4) senza legge professionale, direttori e redattori saranno degli impiegati di redazione vincolati soltanto da un articolo (2105) del Codice civile che riguarda gli obblighi di fedeltà. Gli accordi tra editore e direttore responsabile (su linea politica, organizzazione e sviluppo della testata) non devono, dice oggi l’articolo 6 del Cnlg, «risultare in contrasto con le norme sull’ordinamento della professione giornalistica». In sostanza l’editore oggi sa che ha di fronte giornalisti professionisti vincolati per legge al rispetto di determinate regole etiche e, quindi, non può impartire disposizioni al direttore in rotta di collisione con quelle regole. In futuro, quando le norme sull’ordinamento della professione giornalistica non ci saranno, l’imprenditore (o chi per lui) potrà scavalcare l’impiegato-direttore e impartire direttamente disposizioni agli impiegati-redattori sui contenuti del giornale. L’articolo 2105 Cc, senza la barriera della legge professionale, conferisce all’editore un potere totale che prima non aveva. Il direttore responsabile, non più giornalista professionista, diventerà, comunque, un dirigente dell’azienda editoriale alle dipendenze operative dell’amministratore delegato e del suo braccio destro (il direttore editoriale).

Senza la deontologia calata nella legge professionale, e quindi vincolante per tutti (editori compresi), il direttore non potrebbe più garantire l’autonomia della sua redazione e i redattori dovrebbero solo piegare la testa di fronte agli interessi dell’editore. La professione non ci sarebbe più. Sarebbe un ritorno al passato e quindi al mestiere.

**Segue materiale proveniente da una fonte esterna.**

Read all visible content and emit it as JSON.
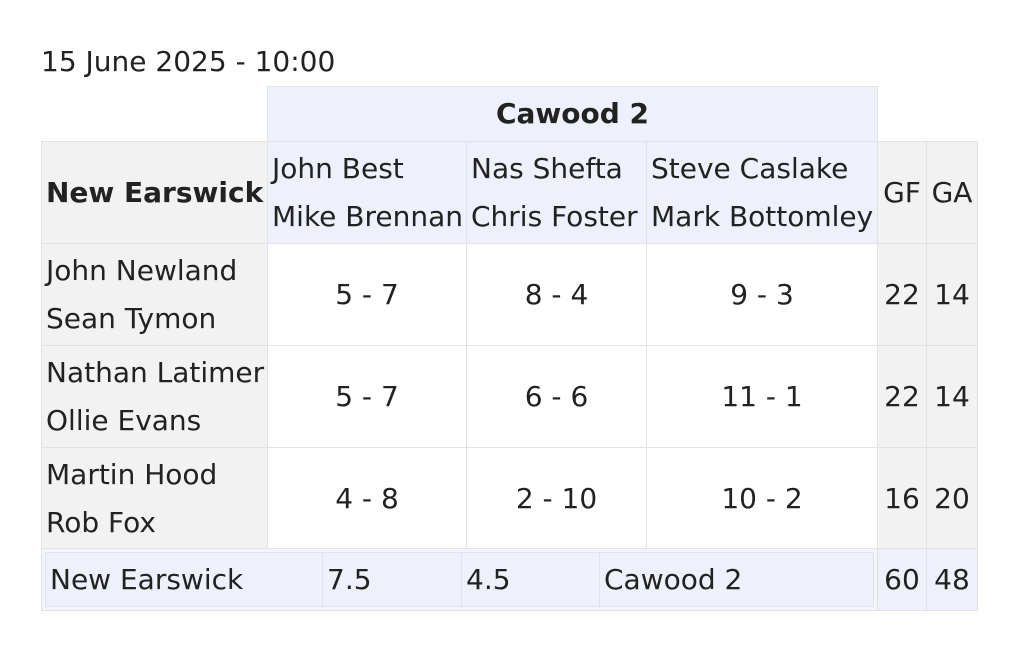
{
  "title": "15 June 2025 - 10:00",
  "away_team": "Cawood 2",
  "home_team": "New Earswick",
  "away_pairs": [
    [
      "John Best",
      "Mike Brennan"
    ],
    [
      "Nas Shefta",
      "Chris Foster"
    ],
    [
      "Steve Caslake",
      "Mark Bottomley"
    ]
  ],
  "col_gf": "GF",
  "col_ga": "GA",
  "rows": [
    {
      "players": [
        "John Newland",
        "Sean Tymon"
      ],
      "scores": [
        "5 - 7",
        "8 - 4",
        "9 - 3"
      ],
      "gf": "22",
      "ga": "14"
    },
    {
      "players": [
        "Nathan Latimer",
        "Ollie Evans"
      ],
      "scores": [
        "5 - 7",
        "6 - 6",
        "11 - 1"
      ],
      "gf": "22",
      "ga": "14"
    },
    {
      "players": [
        "Martin Hood",
        "Rob Fox"
      ],
      "scores": [
        "4 - 8",
        "2 - 10",
        "10 - 2"
      ],
      "gf": "16",
      "ga": "20"
    }
  ],
  "footer": {
    "home": "New Earswick",
    "home_points": "7.5",
    "away_points": "4.5",
    "away": "Cawood 2",
    "gf": "60",
    "ga": "48"
  }
}
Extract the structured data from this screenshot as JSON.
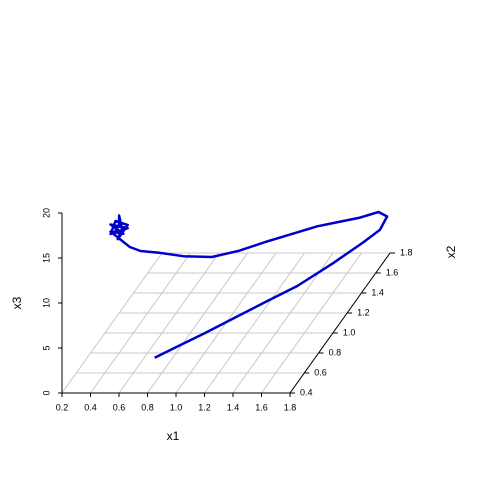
{
  "chart_data": {
    "type": "line3d",
    "xlabel": "x1",
    "ylabel": "x2",
    "zlabel": "x3",
    "color": "#0000cd",
    "x": [
      0.75,
      0.85,
      1.0,
      1.15,
      1.3,
      1.45,
      1.6,
      1.72,
      1.78,
      1.8,
      1.74,
      1.62,
      1.5,
      1.35,
      1.2,
      1.05,
      0.9,
      0.75,
      0.6,
      0.48,
      0.4,
      0.35,
      0.3,
      0.25,
      0.32,
      0.26,
      0.34,
      0.24,
      0.3,
      0.36,
      0.28,
      0.33,
      0.32,
      0.3,
      0.26
    ],
    "y": [
      0.6,
      0.68,
      0.8,
      0.93,
      1.06,
      1.2,
      1.4,
      1.58,
      1.7,
      1.76,
      1.76,
      1.74,
      1.72,
      1.68,
      1.62,
      1.55,
      1.48,
      1.4,
      1.3,
      1.2,
      1.1,
      1.05,
      1.0,
      0.98,
      1.02,
      0.96,
      1.04,
      1.0,
      0.95,
      1.0,
      1.02,
      0.98,
      0.96,
      1.0,
      1.02
    ],
    "z": [
      1.7,
      1.9,
      2.2,
      2.5,
      2.8,
      3.0,
      3.3,
      3.6,
      3.7,
      4.5,
      5.0,
      4.6,
      4.4,
      4.3,
      4.1,
      4.0,
      3.8,
      4.0,
      5.2,
      6.7,
      8.0,
      9.0,
      10.5,
      11.5,
      10.8,
      12.5,
      11.2,
      11.0,
      13.0,
      12.0,
      10.2,
      11.8,
      13.5,
      12.0,
      11.0
    ],
    "xlim": [
      0.2,
      1.8
    ],
    "ylim": [
      0.4,
      1.8
    ],
    "zlim": [
      0,
      20
    ],
    "xticks": [
      0.2,
      0.4,
      0.6,
      0.8,
      {
        "value": 1,
        "label": "1.0"
      },
      1.2,
      1.4,
      1.6,
      1.8
    ],
    "yticks": [
      0.4,
      0.6,
      0.8,
      {
        "value": 1,
        "label": "1.0"
      },
      1.2,
      1.4,
      1.6,
      1.8
    ],
    "zticks": [
      0,
      5,
      10,
      15,
      20
    ],
    "grid": true
  }
}
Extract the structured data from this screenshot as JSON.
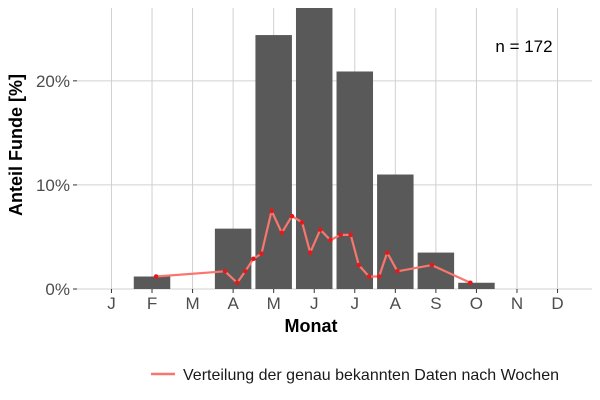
{
  "chart_data": {
    "type": "bar",
    "xlabel": "Monat",
    "ylabel": "Anteil Funde [%]",
    "categories": [
      "J",
      "F",
      "M",
      "A",
      "M",
      "J",
      "J",
      "A",
      "S",
      "O",
      "N",
      "D"
    ],
    "ylim": [
      0,
      27
    ],
    "yticks": [
      0,
      10,
      20
    ],
    "ytick_labels": [
      "0%",
      "10%",
      "20%"
    ],
    "grid": true,
    "annotation": "n = 172",
    "bar_color": "#595959",
    "series": [
      {
        "type": "bar",
        "values": [
          0,
          1.2,
          0,
          5.8,
          24.4,
          27.3,
          20.9,
          11.0,
          3.5,
          0.6,
          0,
          0
        ]
      },
      {
        "type": "line",
        "name": "Verteilung der genau bekannten Daten nach Wochen",
        "color": "#f8766d",
        "point_color": "#e31a1c",
        "points": [
          {
            "x": 2.1,
            "y": 1.2
          },
          {
            "x": 3.8,
            "y": 1.7
          },
          {
            "x": 4.1,
            "y": 0.6
          },
          {
            "x": 4.3,
            "y": 1.7
          },
          {
            "x": 4.5,
            "y": 2.9
          },
          {
            "x": 4.7,
            "y": 3.4
          },
          {
            "x": 4.95,
            "y": 7.5
          },
          {
            "x": 5.2,
            "y": 5.4
          },
          {
            "x": 5.45,
            "y": 7.0
          },
          {
            "x": 5.7,
            "y": 6.4
          },
          {
            "x": 5.9,
            "y": 3.5
          },
          {
            "x": 6.15,
            "y": 5.7
          },
          {
            "x": 6.4,
            "y": 4.7
          },
          {
            "x": 6.65,
            "y": 5.2
          },
          {
            "x": 6.9,
            "y": 5.2
          },
          {
            "x": 7.1,
            "y": 2.3
          },
          {
            "x": 7.35,
            "y": 1.2
          },
          {
            "x": 7.6,
            "y": 1.2
          },
          {
            "x": 7.8,
            "y": 3.5
          },
          {
            "x": 8.05,
            "y": 1.7
          },
          {
            "x": 8.9,
            "y": 2.3
          },
          {
            "x": 9.85,
            "y": 0.6
          }
        ]
      }
    ],
    "legend": {
      "position": "bottom",
      "label": "Verteilung der genau bekannten Daten nach Wochen"
    }
  }
}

Governo e Parlamento devono preoccuparsi di riformare le leggi sugli ordini e i collegi e di tutelare i saperi dei professionisti stessi, saperi che sono una ricchezza senza confini e una inesauribile fonte di progresso per la Nazione. Gli esami per l’accesso devono essere delegati a un altro soggetto (l’Università) anche per garantire il rispetto del principio costituzionale dell’imparzialità. Non possono essere i giornalisti a giudicare chi debba entrare nella cittadella della professione. Lo stesso discorso vale per gli avvocati e per le altre professioni regolamentate.